In erster Linie setzten die Wolfsburger dabei auf ein klassisches Mittelfeldpressing und man ließ die Aufbaulinie der Salzburger anfänglich in Ruhe. Man stellte sich in einem 5-3-2 auf, in dem die beiden Spitzen den Sechserraum zustellen sollten, während dahinter die Kollegen im kompakten Block lauerten. Sobald die Bullen die Außenverteidiger anspielten, rückte der Flügelverteidiger aus seiner Position heraus und stellte diesen, während der rechte Halbverteidiger nachschob und dessen Position besetzte. Dieser Mechanismus ist als „pendelnde Viererkette“ bekannt und wird mittlerweile von vielen Teams, die auf eine Fünferkette setzen, praktiziert. Dadurch entstand bei den „Wölfen“ situativ ein 4-4-2 und es entstand eine recht flexible Systematik.

Wichtig war dabei vor allem die Höhe der Abwehrlinie der Niedersachsen, denn man versuchte, den beiden schnellen Spitzen Adeyemi und Okafor so wenig Rückraum wie möglich anzubieten, gleichzeitig aber auch eng an ihnen dran zu bleiben. Generell versuchte man, aggressiv beim Herausrücken zu agieren und den ballführenden Salzburger – speziell wenn die Gäste versuchten nach vorne zu spielen – unter Druck zu setzen und ihm keine Zeit für die Entscheidungsfindung zu geben. Wolfsburg stellte sich also, wie man bereits erahnen konnte, gezielt auf die Bullen ein und versuchte nicht überraschend, die Stärken des Gegners einzudämmen und nicht zur Entfaltung kommen zu lassen.

Salzburg mit Problemen im Übergangsspiel

Wie reagierten die Bullen auf diesen Ansatz? Die hatten zunächst andere Pläne. Bereits nach wenigen Augenblicken, konnten die Salzburger nach einem Ballgewinn blitzschnell umschalten und Adeyemi freispielen, der jedoch alleine vor dem Tor am Gehäuse vorbeischoss.

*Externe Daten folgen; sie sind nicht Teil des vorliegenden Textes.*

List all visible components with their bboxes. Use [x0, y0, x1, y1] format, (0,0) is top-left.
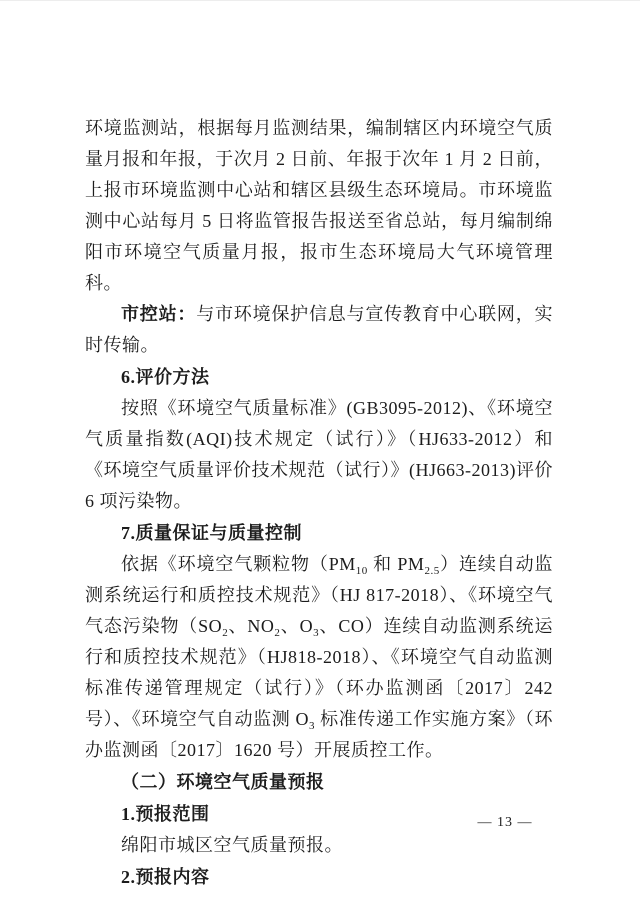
section-heading — [85, 862, 553, 893]
section-heading — [85, 518, 553, 549]
text-run: 、NO — [228, 616, 275, 636]
text-run: ）连续自动监测系统运行和质控技术规范》（HJ 817-2018）、《环境空气气态污染物（SO — [85, 554, 554, 636]
section-heading — [85, 767, 553, 798]
text-run: 绵阳市城区空气质量预报。 — [121, 835, 343, 855]
text-run: 、CO）连续自动监测系统运行和质控技术规范》（HJ818-2018）、《环境空气自动监测标准传递管理规定（试行）》（环办监测函〔2017〕242 号）、《环境空气自动监测 O — [85, 616, 554, 729]
document-body — [85, 113, 553, 893]
bold-text: （二）环境空气质量预报 — [121, 772, 325, 792]
page-number: — 13 — — [477, 815, 533, 830]
paragraph — [85, 549, 553, 766]
bold-text: 2.预报内容 — [121, 867, 210, 887]
subscript-text: 10 — [355, 565, 368, 577]
paragraph — [85, 393, 553, 517]
paragraph — [85, 113, 553, 299]
bold-text: 1.预报范围 — [121, 804, 210, 824]
subscript-text: 2 — [222, 627, 229, 639]
subscript-text: 2 — [274, 627, 281, 639]
paragraph — [85, 299, 553, 361]
text-run: 依据《环境空气颗粒物（PM — [121, 554, 356, 574]
text-run: 环境监测站，根据每月监测结果，编制辖区内环境空气质量月报和年报，于次月 2 日前、年报于次年 1 月 2 日前，上报市环境监测中心站和辖区县级生态环境局。市环境监测中心站每月 5 日将监管报告报送至省总站，每月编制绵阳市环境空气质量月报，报市生态环境局大气环境管理科。 — [85, 118, 553, 293]
text-run: 与市环境保护信息与宣传教育中心联网，实时传输。 — [85, 304, 554, 355]
text-run: 和 PM — [367, 554, 425, 574]
paragraph — [85, 830, 553, 861]
text-run: 标准传递工作实施方案》（环办监测函〔2017〕1620 号）开展质控工作。 — [85, 709, 553, 760]
subscript-text: 3 — [313, 627, 320, 639]
section-heading — [85, 362, 553, 393]
text-run: 、O — [280, 616, 314, 636]
subscript-text: 2.5 — [424, 565, 440, 577]
text-run: 按照《环境空气质量标准》(GB3095-2012)、《环境空气质量指数(AQI)技术规定（试行）》（HJ633-2012）和《环境空气质量评价技术规范（试行）》(HJ663-2013)评价 6 项污染物。 — [85, 398, 553, 511]
bold-text: 7.质量保证与质量控制 — [121, 523, 302, 543]
bold-text: 市控站： — [121, 304, 197, 324]
bold-text: 6.评价方法 — [121, 367, 210, 387]
subscript-text: 3 — [309, 720, 315, 732]
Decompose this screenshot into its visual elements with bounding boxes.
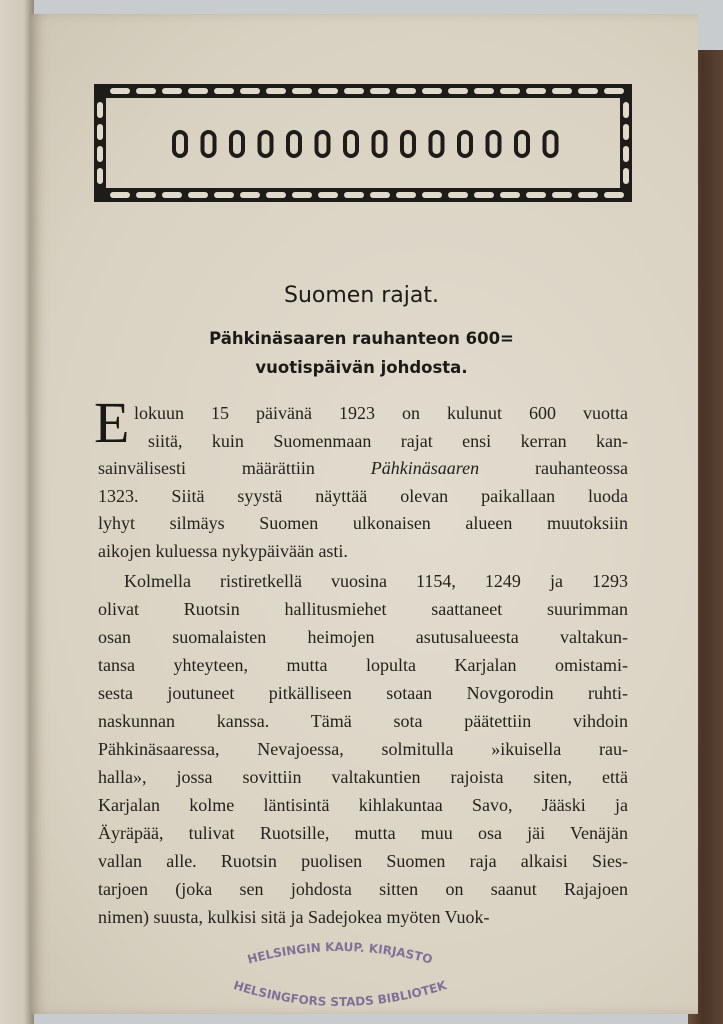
text-segment: sainvälisesti määrättiin <box>98 458 371 478</box>
subtitle-line-1: Pähkinäsaaren rauhanteon 600= <box>209 329 514 348</box>
decorative-ornament-border <box>94 84 632 202</box>
text-line: 1323. Siitä syystä näyttää olevan paikallaan luoda <box>98 486 628 506</box>
text-line: vallan alle. Ruotsin puolisen Suomen raja alkaisi Sies- <box>98 851 628 871</box>
text-line: tarjoen (joka sen johdosta sitten on saanut Rajajoen <box>98 879 628 899</box>
page-title: Suomen rajat. <box>283 283 439 308</box>
text-segment: rauhanteossa <box>479 458 628 478</box>
stamp-inner-text: HELSINGIN KAUP. KIRJASTO <box>245 939 435 967</box>
text-line: tansa yhteyteen, mutta lopulta Karjalan omistami- <box>98 655 628 675</box>
subtitle-line-2: vuotispäivän johdosta. <box>255 358 468 377</box>
text-line: naskunnan kanssa. Tämä sota päätettiin vihdoin <box>98 711 628 731</box>
text-line: Kolmella ristiretkellä vuosina 1154, 1249 ja 1293 <box>124 571 628 591</box>
text-line: Äyräpää, tulivat Ruotsille, mutta muu osa jäi Venäjän <box>98 823 628 843</box>
text-line: Pähkinäsaaressa, Nevajoessa, solmitulla »ikuisella rau- <box>98 739 628 759</box>
text-line <box>98 457 628 479</box>
text-line: osan suomalaisten heimojen asutusalueesta valtakun- <box>98 627 628 647</box>
text-line: Karjalan kolme läntisintä kihlakuntaa Savo, Jääski ja <box>98 795 628 815</box>
drop-cap: E <box>94 390 130 455</box>
left-page-edge <box>0 0 34 1024</box>
text-line: aikojen kuluessa nykypäivään asti. <box>98 541 348 561</box>
text-line: halla», jossa sovittiin valtakuntien rajoista siten, että <box>98 767 628 787</box>
stamp-outer-text: HELSINGFORS STADS BIBLIOTEK <box>231 978 449 1010</box>
library-stamp <box>210 934 470 1018</box>
text-line: nimen) suusta, kulkisi sitä ja Sadejokea myöten Vuok- <box>98 907 490 927</box>
text-line: siitä, kuin Suomenmaan rajat ensi kerran kan- <box>148 431 628 451</box>
text-line: lyhyt silmäys Suomen ulkonaisen alueen muutoksiin <box>98 513 628 533</box>
italic-place-name: Pähkinäsaaren <box>370 458 480 478</box>
text-line: sesta joutuneet pitkälliseen sotaan Novgorodin ruhti- <box>98 683 628 703</box>
text-line: olivat Ruotsin hallitusmiehet saattaneet suurimman <box>98 599 628 619</box>
text-line: lokuun 15 päivänä 1923 on kulunut 600 vuotta <box>134 403 628 423</box>
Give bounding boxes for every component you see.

Das wäre natürlich ein Auftakt nach Maß gewesen und hätte die Aufgabe für den österreichischen Meister wesentlich erleichtert. Doch statt mit 1:0 in Führung zu gehen, kam es wenige Momente später für die Gäste knüppeldick: Die Wolfsburger setzten sich auf der starken linken Seite durch und spielten Gerhardt frei, der mit einem Pass in den Rückraum den aufgerückten Baku fand, der zum frühen 1:0 für die Hausherren traf.

Das war natürlich Wasser auf die Mühlen für den Matchplan der Wolfsburger und gab nochmal einen zusätzlichen Schub an Selbstvertrauen. Das merkte man speziell in den Zweikämpfen, in denen man sehr bissig und griffig agierte und den Gegner immer wieder in Duelle verwickelte. Dadurch tat sich Salzburg schwer, sich speziell in der gegnerischen Hälfte festzusetzen und den Ball zirkulieren zu lassen. Man hatte zwar mehr Ballbesitz als Wolfsburg, doch diesen die meiste Zeit in der eigenen Hälfte und damit in einer ungefährlichen Zone. Man versuchte mittels verschiedenster Aufbauformationen, Lösungen gegen den kompakten Block der Wolfsburger zu finden und diesen passend zu bespielen. Mal versuchte man den Spielaufbau über tiefe Außenverteidiger, mal kippte einer der Achter hinter den Außenverteidiger, während dieser nach vorne schob, oder Sechser Camara kippte zwischen die Innenverteidiger, um Überzahl gegen die beiden Stürmer zu kreieren.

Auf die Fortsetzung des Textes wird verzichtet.